解析json的字符串json_string,可指定多个json数据中的key，返回对应的value。如果输入的json字符串无效，那么返回NULL

SELECT 
json_tuple('{"level":"2","time":1650973942596,"type":"0"}','level','time','type') as (level,times,types);

结果：

file

Hive解析JSON数组

[{"website":"baidu.com","name":"百度"},{"website":"google.com","name":"谷歌"}]

需求：解析JSON数组中website和name的数据

第一步将【】去掉

需要用到regexp_replace函数

#将字符串A中的符合java正则表达式B的部分替换为C。
regexp_replace(string A, string B, string C)

select regexp_replace('[{"website":"baidu.com","name":"百度"},{"website":"google.com","name":"谷歌"}]', '\\[|\\]','');

file

第二步：将‘，‘替换成’|’

select regexp_replace(regexp_replace('[{"website":"baidu.com","name":"百度"},{"website":"google.com","name":"谷歌"}]', '\\[|\\]',''),'\\}\\,\\{','\\}\\|\\{')

file

第三步：按照‘|‘进行切分分成两个json字符串组成的数组

select split(regexp_replace(regexp_replace('[{"website":"baidu.com","name":"百度"},{"website":"google.com","name":"谷歌"}]', '\\[|\\]',''),'\\}\\
','\\}\\|\\{'),'\\|');

file

第四步：将数组中两个字符串变成两行数据，需要用到explode语法

explode的基础语法为：

explode(Array OR Map)

能：explode()函数接收一个array或者map类型的数据作为输入，然后将array或map里面的元素按照每行的形式输出，即将hive一列中复杂的array或者map结构拆分成多行显示，也被称为列转行函数。

select explode(split(regexp_replace(regexp_replace('[{"website":"baidu.com","name":"百度"},{"website":"google.com","name":"谷歌"}]', '\\[|\\]',''),'\\}\\,\\{','\\}\\|\\{'),'\\|')) as json

结果

file

第五步：再用json_tuple进行解析其中的website和name数据

select json_tuple(json, 'website', 'name') 
from (
select explode(split(regexp_replace(regexp_replace('[{"website":"baidu.com","name":"百度"},{"website":"google.com","name":"谷歌"}]', '\\[|\\]',''),'\\}\\,\\{','\\}\\|\\{'),'\\|')) as json) t;

file

2 操作符(Relational Operators)

2.1 关系操作符

以下操作符比较操作数(operands)从而产生TRUE/FALSE值。

运算符	操作数	描述
A = B	所有基本类型	如果表达A等于表达B，结果TRUE ，否则FALSE。
A != B	所有基本类型	如果A不等于表达式B表达返回TRUE ，否则FALSE。
A < B	所有基本类型	TRUE，如果表达式A小于表达式B，否则FALSE。
A <= B	所有基本类型	TRUE，如果表达式A小于或等于表达式B，否则FALSE。
A > B	所有基本类型	TRUE，如果表达式A大于表达式B，否则FALSE。
A >= B	所有基本类型	TRUE，如果表达式A大于或等于表达式B，否则FALSE。
A IS NULL	所有类型	TRUE，如果表达式的计算结果为NULL，否则FALSE。
A IS NOT NULL	所有类型	FALSE，如果表达式A的计算结果为NULL，否则TRUE。
A LIKE B	字符串	TRUE，如果字符串模式A匹配到B，否则FALSE。
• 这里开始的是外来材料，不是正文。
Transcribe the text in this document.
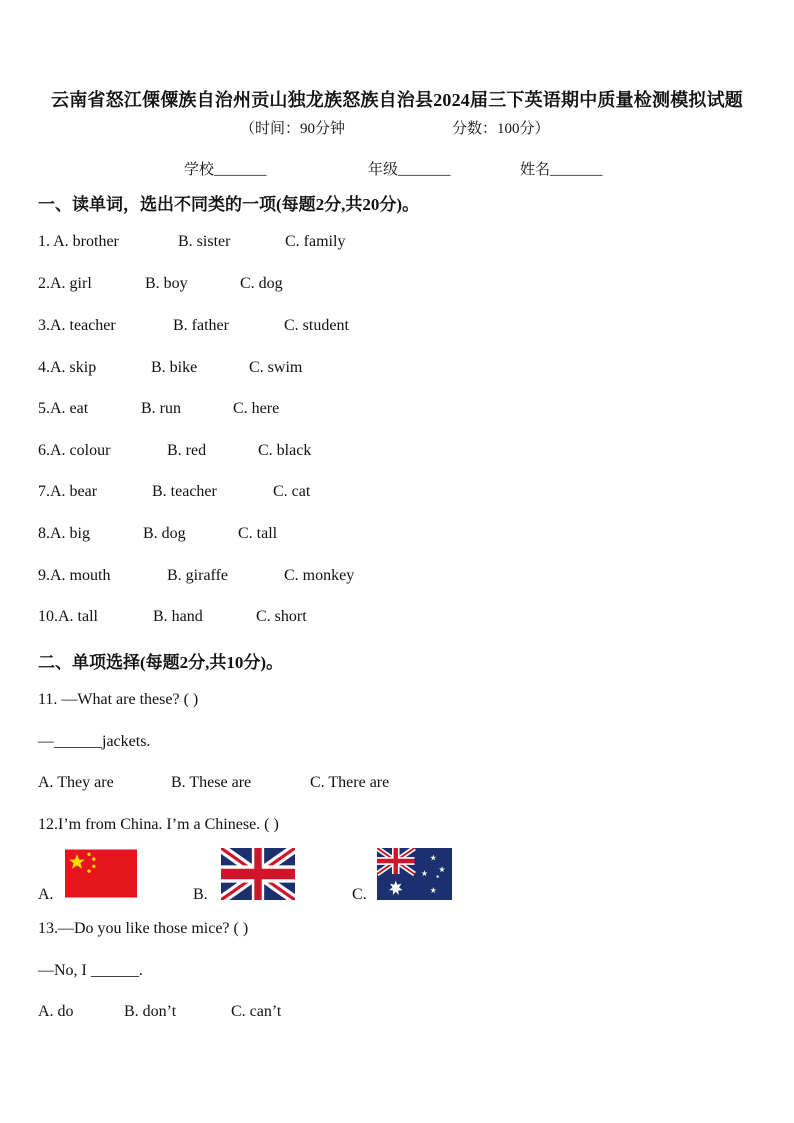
云南省怒江傈僳族自治州贡山独龙族怒族自治县2024届三下英语期中质量检测模拟试题
（时间：90分钟	分数：100分）
学校_______	年级_______	姓名_______
一、读单词，选出不同类的一项(每题2分,共20分)。
1. A. brother	B. sister	C. family
2.A. girl	B. boy	C. dog
3.A. teacher	B. father	C. student
4.A. skip	B. bike	C. swim
5.A. eat	B. run	C. here
6.A. colour	B. red	C. black
7.A. bear	B. teacher	C. cat
8.A. big	B. dog	C. tall
9.A. mouth	B. giraffe	C. monkey
10.A. tall	B. hand	C. short
二、单项选择(每题2分,共10分)。
11. —What are these? ( )
—______jackets.
A. They are	B. These are	C. There are
12.I’m from China. I’m a Chinese. ( )
A.	B.	C.
13.—Do you like those mice? ( )
—No, I ______.
A. do	B. don’t	C. can’t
关系型数据库中的like功能。
A RLIKE B	字符串	B是否在A里面，在是TRUE，否则是FALSE（B可以是Java正则表达式）
A REGEXP B	字符串	等同于RLIKE.

-- 模糊查询的
select if(struct_col.name='hainiu1',1,0),struct_col.name from complex where map_col['english'] like '%a%';
-- 正则匹配的
select if(struct_col.name='hainiu1',1,0),struct_col.name from complex where map_col['english'] RLIKE '\\S';
-- 判断为null
select if(struct_col.name='hainiu1',1,0),struct_col.name from complex where map_col['english1'] is null;
-- 判断不为空
select if(struct_col.name='hainiu1',1,0),struct_col.name from complex where map_col['english'] is not null;

hive (hainiu)> select map_col['english'] from complex;
OK
aaaa
Time taken: 0.082 seconds, Fetched: 1 row(s)

hive (hainiu)> select map_col['english'] is null from complex;
OK
false
Time taken: 0.076 seconds, Fetched: 1 row(s)
hive (hainiu)> select map_col['english'] is not null from complex;
OK
true
Time taken: 0.066 seconds, Fetched: 1 row(s)

hive (hainiu)> select map_col['english'] like 'a%' from complex;
OK
true
Time taken: 0.072 seconds, Fetched: 1 row(s)

hive (hainiu)> select map_col['english'] like '%a%' from complex;
OK
true
Time taken: 0.066 seconds, Fetched: 1 row(s)

hive (hainiu)> select 'asdfa21445' rlike '\\S';
OK
true
Time taken: 0.051 seconds, Fetched: 1 row(s)

hive (hainiu)> select 'asdfa21445' rlike '\\D';
OK
true
Time taken: 0.046 seconds, Fetched: 1 row(s)

hive (hainiu)> select 'asdfa21445' rlike '\\d'; -- 有数字
OK
true
Time taken: 0.063 seconds, Fetched: 1 row(s)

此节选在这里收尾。